De los Cobos’ coaching staff probably would have preferred to see Conor Casey on Bob Bradley’s U.S. roster for this month’s World Cup, but the former Borussia Dortmund striker didn’t even find his name on the preliminary 30-man roster announced in mid-May. Part of the reason for Bradley’s decision may have been Casey’s lack of form leading up to the announcement, having failed to hit the back of the net since scoring two penalties in a 3-1 win over Toronto FC on April 18.
Until scoring the winner in the Rapids 1-0 victory over Seattle on May 29, Casey hadn’t scored from the run of play this season, tallying three of his four goals from the penalty spot, including his first of the season against the Fire in early April.
Casey’s striking partner up top, Omar Cummings, has been in a bit of a drought himself. The Jamaican international hasn’t celebrated a goal since his 13th minute tally against the Fire over two months ago, going an uncharacteristic eight matches and 609 minutes scoreless.

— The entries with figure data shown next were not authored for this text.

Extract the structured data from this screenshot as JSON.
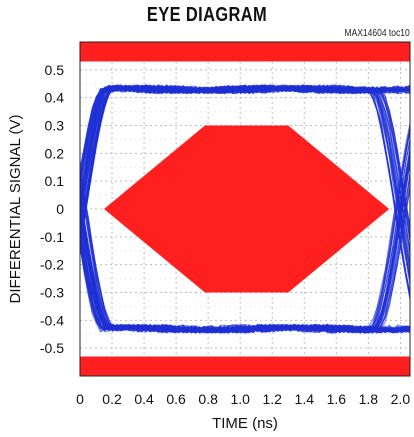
{
  "figure_id": "MAX14604 toc10",
  "colors": {
    "eye_trace": "#1f2fd6",
    "mask": "#ff1f1f",
    "grid": "#bdbdbd"
  },
  "chart_data": {
    "type": "line",
    "title": "EYE DIAGRAM",
    "xlabel": "TIME (ns)",
    "ylabel": "DIFFERENTIAL SIGNAL (V)",
    "xlim": [
      0,
      2.06
    ],
    "ylim": [
      -0.6,
      0.6
    ],
    "x_ticks": [
      "0",
      "0.2",
      "0.4",
      "0.6",
      "0.8",
      "1.0",
      "1.2",
      "1.4",
      "1.6",
      "1.8",
      "2.0"
    ],
    "x_tick_values": [
      0,
      0.2,
      0.4,
      0.6,
      0.8,
      1.0,
      1.2,
      1.4,
      1.6,
      1.8,
      2.0
    ],
    "y_ticks": [
      "0.5",
      "0.4",
      "0.3",
      "0.2",
      "0.1",
      "0",
      "-0.1",
      "-0.2",
      "-0.3",
      "-0.4",
      "-0.5"
    ],
    "y_tick_values": [
      0.5,
      0.4,
      0.3,
      0.2,
      0.1,
      0,
      -0.1,
      -0.2,
      -0.3,
      -0.4,
      -0.5
    ],
    "grid": true,
    "eye": {
      "high_level_v": 0.43,
      "low_level_v": -0.43,
      "crossing_left_ns": 0.0,
      "crossing_right_ns": 2.0
    },
    "mask": {
      "polygon": [
        [
          0.15,
          0
        ],
        [
          0.78,
          0.3
        ],
        [
          1.3,
          0.3
        ],
        [
          1.93,
          0
        ],
        [
          1.3,
          -0.3
        ],
        [
          0.78,
          -0.3
        ]
      ],
      "top_band": [
        0.53,
        0.6
      ],
      "bottom_band": [
        -0.6,
        -0.53
      ]
    }
  }
}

Despite Colorado’s recent lack of offensive production from their top two strikers, the club rides in to Chicago on a three-match winning streak having earned nearly half of their 19 points over their last three games. Another distinction: all three victories have been of the 1-0 variety, which on paper shows that the Rapids have done much better grinding out tough results, something the Fire have failed to do, per the matches mentioned above.
Neither side has found great success scoring this year. With 11, Colorado is actually near the bottom of the league when it comes to goals scored. But that’s the difference between these two sides right now: A team that has put together a complete 90 minutes, one that can make 1-0 enough vs. a team that has allowed mental mistakes to undo them and has been unable to fight back.

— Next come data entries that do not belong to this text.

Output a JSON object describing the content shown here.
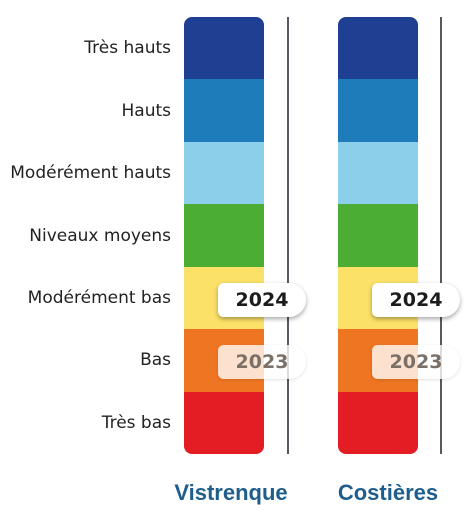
{
  "colors": {
    "tres_hauts": "#1f3f93",
    "hauts": "#1e7cbb",
    "moderement_hauts": "#8ccfea",
    "niveaux_moyens": "#4cad35",
    "moderement_bas": "#fce168",
    "bas": "#ee7522",
    "tres_bas": "#e31d23",
    "column_label": "#1f5e8c",
    "line": "#555a60"
  },
  "chart_data": {
    "type": "table",
    "levels": [
      {
        "key": "tres_hauts",
        "label": "Très hauts"
      },
      {
        "key": "hauts",
        "label": "Hauts"
      },
      {
        "key": "moderement_hauts",
        "label": "Modérément hauts"
      },
      {
        "key": "niveaux_moyens",
        "label": "Niveaux moyens"
      },
      {
        "key": "moderement_bas",
        "label": "Modérément bas"
      },
      {
        "key": "bas",
        "label": "Bas"
      },
      {
        "key": "tres_bas",
        "label": "Très bas"
      }
    ],
    "columns": [
      {
        "name": "Vistrenque",
        "years": [
          {
            "year": "2024",
            "level": "Modérément bas"
          },
          {
            "year": "2023",
            "level": "Bas"
          }
        ]
      },
      {
        "name": "Costières",
        "years": [
          {
            "year": "2024",
            "level": "Modérément bas"
          },
          {
            "year": "2023",
            "level": "Bas"
          }
        ]
      }
    ]
  }
}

With that said, a win, even against an expansion team, can do a lot for a team’s confidence and I expect the Fire, led by Patrick Nyarko’s speed and ability to beat defenders as well as the central defensive partnership of C.J. Brown and Wilman Conde to bring a positive result Wednesday night.
I’ll also be looking for Fire forward Collins John, who was out of the lineup Saturday due to illness, to make his mark on this match. The former Fulham striker scored his first MLS goal against Colorado back in April, though it was also his only MLS goal. John has experienced a drought equally disappointing to that of Cummings and is due to find his name back on the score sheet Wednesday night.
The Fire have to enter this game with three points being an absolute must. Anything less will be a letdown as the players enter a two-week hiatus away from MLS league play. Being able to watch the World Cup may take some minds away, but having to wade through a fortnight sitting on a bad result will not be ideal.